El proceso de soltarme llevó unos veinte minutos. Comencé a caminar por el Quai des Orfèvres hacia el Pont Neuf. Me pregunté cuánto tardaría. Existía la posibilidad de que Berleand ya me estuviese vigilando, pero lo consideré poco probable.

Delante había un coche con la matrícula 97 CS 33.

El código no podía haber sido más simple. El correo basura decía 86 BR 22. Solo tenías que sumarle uno a cada elemento. El ocho se convierte en nueve. La B se convierte en C. Cuando me acerqué al coche, cayó un trozo de papel por la ventanilla del conductor. Estaba pegado a una moneda para que no volase.

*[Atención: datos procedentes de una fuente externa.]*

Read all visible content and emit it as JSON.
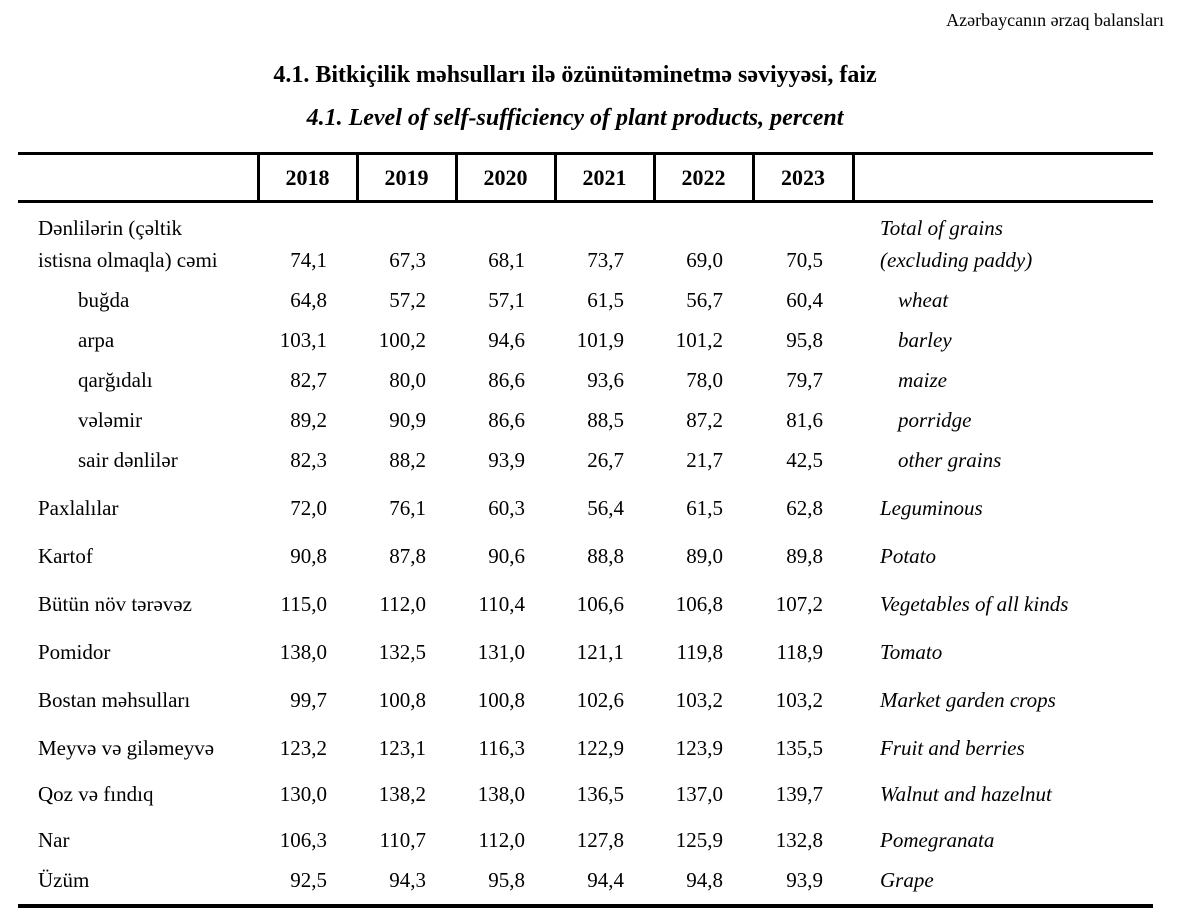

Exhalé un suspiro. Primero el código elemental, ahora esto. ¿James Bond se había decidido por la tecnología antigua?

Recogí la nota.

1 RUÉ DU PONT NEUF, QUINTO PISO.

ARROJE EL MÓVIL EN EL ASIENTO TRASERO.

Lo hice. El coche se puso en marcha con mi teléfono encendido en el asiento trasero. Que lo rastreasen. Giré a la derecha. Era el edificio Louis Vouitton, aquel con la cúpula de cristal en la azotea. La tienda de Kenzo estaba en la planta baja y me sentí como un paleto solo con abrir la puerta. Entré en el ascensor de cristal y vi que el quinto piso correspondía a un restaurante llamado Kong.

Cuando el ascensor se detuvo, me recibió una azafata vestida de negro. Medía más de un metro ochenta, vestía un traje negro ajustado como un torniquete y era tan delgada como una lombriz.

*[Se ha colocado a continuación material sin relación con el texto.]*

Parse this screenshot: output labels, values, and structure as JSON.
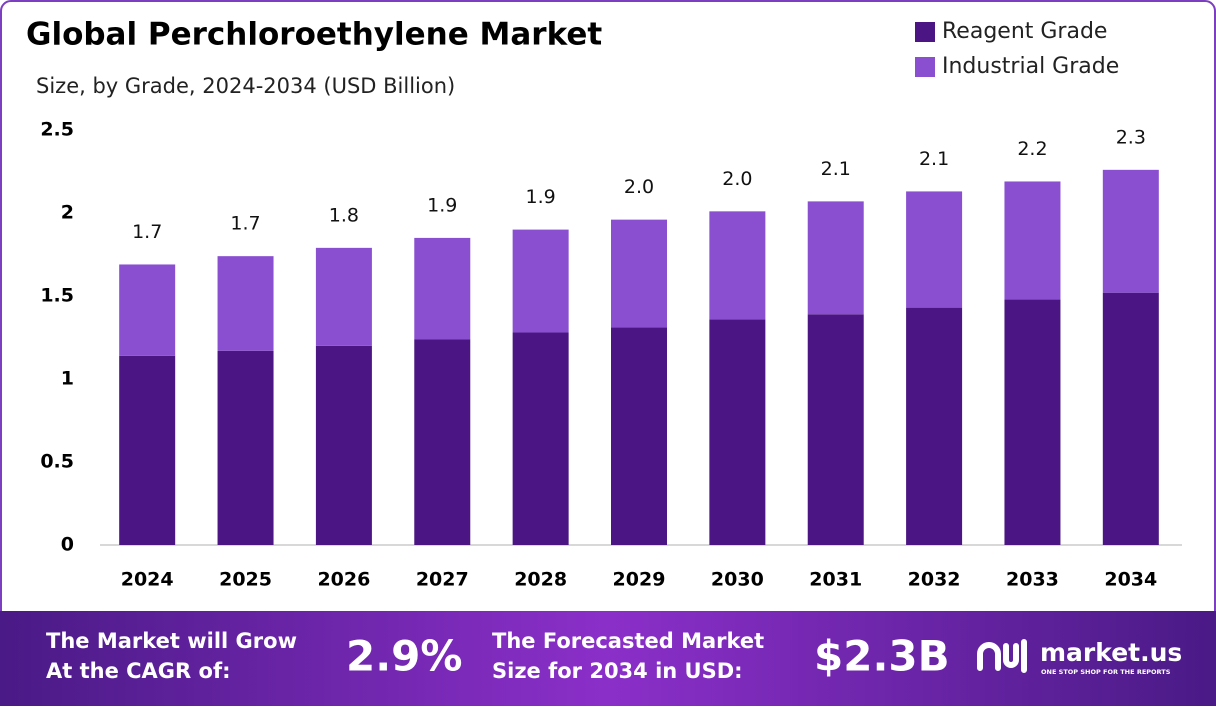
{
  "chart_data": {
    "type": "stacked-bar",
    "title": "Global Perchloroethylene Market",
    "subtitle": "Size, by Grade, 2024-2034 (USD Billion)",
    "categories": [
      "2024",
      "2025",
      "2026",
      "2027",
      "2028",
      "2029",
      "2030",
      "2031",
      "2032",
      "2033",
      "2034"
    ],
    "series": [
      {
        "name": "Reagent Grade",
        "color": "#4b1683",
        "values": [
          1.14,
          1.17,
          1.2,
          1.24,
          1.28,
          1.31,
          1.36,
          1.39,
          1.43,
          1.48,
          1.52
        ]
      },
      {
        "name": "Industrial Grade",
        "color": "#8a4fd0",
        "values": [
          0.55,
          0.57,
          0.59,
          0.61,
          0.62,
          0.65,
          0.65,
          0.68,
          0.7,
          0.71,
          0.74
        ]
      }
    ],
    "total": {
      "values": [
        1.69,
        1.74,
        1.79,
        1.85,
        1.9,
        1.96,
        2.01,
        2.07,
        2.13,
        2.19,
        2.26
      ],
      "value_labels": [
        "1.7",
        "1.7",
        "1.8",
        "1.9",
        "1.9",
        "2.0",
        "2.0",
        "2.1",
        "2.1",
        "2.2",
        "2.3"
      ]
    },
    "ylim": [
      0,
      2.5
    ],
    "yticks": [
      0,
      0.5,
      1,
      1.5,
      2,
      2.5
    ],
    "grid": false,
    "legend": "top-right"
  },
  "footer": {
    "cagr_text": [
      "The Market will Grow",
      "At the CAGR of:"
    ],
    "cagr_value": "2.9%",
    "forecast_text": [
      "The Forecasted Market",
      "Size for 2034 in USD:"
    ],
    "forecast_value": "$2.3B",
    "brand": "market.us",
    "brand_tagline": "ONE STOP SHOP FOR THE REPORTS"
  }
}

– ¿Señor Bolitar? -preguntó.

– Sí.

– Por aquí.

Me llevó por unas escaleras que brillaban en un verde fluorescente que daba acceso a la cúpula de cristal. Podría tildar el Kong de ultramoderno, pero ya estaba casi más allá de eso, algo así como un ultramoderno postmoderno. La decoración era como una geisha futurista. Había televisores de plasma con imágenes de preciosas mujeres asiáticas que te guiñaban a tu paso. Las sillas eran de acrílico transparente, excepto por los rostros impresos de hermosas mujeres con extraños peinados. Los rostros resplandecían, como si tuvieran una luz cada uno. El efecto era un tanto siniestro.